Add a `skill:` field to molecule nodes that references skills used during execution:

```yaml
# In a proto template
- title: "Generate worklog for {{session}}"
  skill: worklog
  description: "Document the work session"
```

When an agent works on a mol step that has a `skill:` reference, it knows which skill to invoke.

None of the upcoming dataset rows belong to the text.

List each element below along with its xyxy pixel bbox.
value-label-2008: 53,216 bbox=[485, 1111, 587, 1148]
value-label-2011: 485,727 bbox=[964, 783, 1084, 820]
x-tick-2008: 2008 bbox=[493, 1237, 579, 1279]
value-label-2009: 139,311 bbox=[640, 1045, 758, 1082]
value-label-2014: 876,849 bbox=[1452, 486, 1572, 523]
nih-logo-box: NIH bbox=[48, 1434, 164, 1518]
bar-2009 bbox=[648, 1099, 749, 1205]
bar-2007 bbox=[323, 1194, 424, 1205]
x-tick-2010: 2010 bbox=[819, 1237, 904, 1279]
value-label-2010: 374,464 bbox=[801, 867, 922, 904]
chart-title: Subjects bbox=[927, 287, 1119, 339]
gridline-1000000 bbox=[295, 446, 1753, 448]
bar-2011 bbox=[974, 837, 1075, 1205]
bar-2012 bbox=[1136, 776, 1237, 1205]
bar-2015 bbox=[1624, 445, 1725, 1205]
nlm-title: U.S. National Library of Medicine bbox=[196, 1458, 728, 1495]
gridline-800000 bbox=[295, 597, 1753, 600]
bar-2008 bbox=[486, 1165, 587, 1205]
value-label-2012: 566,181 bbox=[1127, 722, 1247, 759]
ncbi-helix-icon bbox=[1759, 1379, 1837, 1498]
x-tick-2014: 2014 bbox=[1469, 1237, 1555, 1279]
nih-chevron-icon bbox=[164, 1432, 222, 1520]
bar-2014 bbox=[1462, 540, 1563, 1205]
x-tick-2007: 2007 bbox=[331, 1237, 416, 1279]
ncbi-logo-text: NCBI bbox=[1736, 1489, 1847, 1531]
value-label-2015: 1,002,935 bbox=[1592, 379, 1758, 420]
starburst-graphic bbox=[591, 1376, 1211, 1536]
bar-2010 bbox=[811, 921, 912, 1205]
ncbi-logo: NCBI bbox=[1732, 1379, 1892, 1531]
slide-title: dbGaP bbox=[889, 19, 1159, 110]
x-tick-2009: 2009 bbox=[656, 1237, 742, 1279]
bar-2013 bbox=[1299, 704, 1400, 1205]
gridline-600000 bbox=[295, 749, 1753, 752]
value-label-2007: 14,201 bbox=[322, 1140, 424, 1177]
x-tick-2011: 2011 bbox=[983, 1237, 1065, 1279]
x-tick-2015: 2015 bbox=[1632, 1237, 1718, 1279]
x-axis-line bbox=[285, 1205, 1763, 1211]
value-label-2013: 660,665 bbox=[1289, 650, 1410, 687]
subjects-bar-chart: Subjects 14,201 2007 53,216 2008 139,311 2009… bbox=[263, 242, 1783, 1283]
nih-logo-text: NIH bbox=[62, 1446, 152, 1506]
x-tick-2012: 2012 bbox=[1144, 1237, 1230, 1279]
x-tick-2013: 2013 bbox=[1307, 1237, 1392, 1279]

### 2. Wisp Execution Traces

Use wisps to capture skill execution traces. When a skill runs within a molecule context:

```yaml
# Wisp execution trace format
skill_ref: worklog
skill_version: "abc123"  # git SHA of skill
inputs:
  context: "session context..."
  env:
    PROJECT: "skills"
tool_calls:
  - cmd: "extract-metrics.sh"
    args: ["--session", "2025-12-23"]
    exit_code: 0
    duration_ms: 1234
checkpoints:
  - step: "metrics_extracted"
    summary: "Found 5 commits, 12 file changes"
    timestamp: "2025-12-23T19:30:00Z"
outputs:
  files_created:
    - "docs/worklogs/2025-12-23-session.org"
```

This enables:
- Replay: Re-run a skill with the same inputs
- Diff: Compare two executions of the same skill
- Debug: Understand what happened when something fails
- Regression testing: Detect when skill behavior changes

### 3. Elevation Pipeline

When a molecule completes successfully, offer to "elevate" it to a skill:

```
bd mol squash <mol-id>     # Compress execution history
bd elevate <mol-id>        # Analyze and generate skill draft
```

The elevation pipeline:
1. Analyze squashed trace for generalizable patterns
2. Extract variable inputs (things that changed between runs)
3. Generate SKILL.md draft with:
   - Frontmatter from mol metadata
   - Steps derived from trace checkpoints
   - Scripts extracted from tool_calls
4. Human approval gate before deployment

### Phase Transitions (Chemistry Metaphor)

```
Proto (solid)     →  pour   →  Mol (liquid)     →  squash  →  Digest (solid)
                                    ↓
Wisp (vapor)      ←  create ←  Proto
                       ↓
                   execute  →  Trace
                       ↓
                   elevate  →  Skill draft
```

- **Solid**: Static templates (protos, digests, skills)
- **Liquid**: Active work being tracked (mols)
- **Vapor**: Ephemeral execution (wisps, traces)

## Consequences

### Positive

- **Traceability**: Know exactly how work was completed
- **Reusability**: Successful patterns become skills automatically
- **Debugging**: Execution traces make failures understandable
- **Learning**: System improves as more work is tracked

### Negative

- **Overhead**: Capturing traces adds complexity
- **Storage**: Wisp traces need cleanup strategy
- **Coupling**: Skills and beads become interdependent

### Neutral

- Skills remain usable without molecules (standalone invocation)
- Molecules remain usable without skills (manual work)
- Integration is opt-in per-proto via `skill:` field

## Implementation Plan

1. **Phase 1** (this ADR): Document the design
2. **Phase 2**: Define wisp execution trace format (skills-jeb)
3. **Phase 3**: Prototype elevation pipeline (skills-3em)
4. **Phase 4**: Test on worklog skill (skills-rex)

## Anti-Patterns to Avoid

1. **Over-instrumentation**: Don't trace every shell command. Focus on meaningful checkpoints.
2. **Forced coupling**: Don't require molecules to use skills or vice versa.
3. **Premature elevation**: Don't auto-generate skills from single executions. Wait for patterns.
4. **Trace bloat**: Wisps are ephemeral for a reason. Squash or burn, don't accumulate.

## Open Questions

1. How granular should skill_version be? Git SHA? Flake hash? Both?
2. Should traces capture stdout/stderr or just exit codes?
3. What's the minimum number of similar executions before suggesting elevation?
4. How do we handle skills that span multiple mol steps?

## References

- beads 0.35 molecule commands: `bd mol --help`, `bd wisp --help`, `bd pour --help`
- Skills repo: `~/proj/skills/`
- Existing skills: worklog, orch, niri-window-capture, spec-review, etc.